@hightor,
hightor wrote:
Quote: If you've never committed abortion, but you advocate for it, they're not going to vote for you just because you are morally pure of abortion on your personal record.
Who "advocates for abortion"? The issue is a woman's
right to an abortion.
You are talking semantics. The fact is that many people are upset about abortion as a form a killing. If liberals were arguing they are not for killing but only for a killer's right to kill, that would be unacceptable to people who believe in legislating killing with laws against murder in various degrees, manslaughter, etc.
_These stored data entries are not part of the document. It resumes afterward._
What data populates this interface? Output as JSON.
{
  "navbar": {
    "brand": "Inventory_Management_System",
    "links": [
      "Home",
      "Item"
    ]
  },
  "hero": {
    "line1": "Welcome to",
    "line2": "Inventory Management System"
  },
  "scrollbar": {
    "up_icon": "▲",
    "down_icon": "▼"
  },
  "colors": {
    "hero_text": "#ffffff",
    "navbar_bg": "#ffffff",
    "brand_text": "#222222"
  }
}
If abortion becomes legislatable again, we will probably see different degrees of severity in the criminalization of abortion, depending on circumstances, the age and condition of the fetus, etc. I doubt that late-term abortions will carry the same penalty when there is proof that the baby wouldn't survive birth or long after anyway, or when the mother's life was in danger. It will be similar to instances in which people are killed due to circumstances that made it difficult for the killer to avoid killing.
The main purpose of legislating abortion, imo, is to stop its abuse as a form of birth control. Personally, I think full abstinence and celibacy are the best policy unless there is an intent to get pregnant, but probably most people will fall into a continuum at a less conservative point.
The main problem with half a century of Roe v. Wade is that abortion has gotten more prevalent instead of less, and sex has grown less and less sacred as having the natural function of reproduction. People should generally honor the connection between sex and the germination of human life, which is not only a religious belief but a biological reality.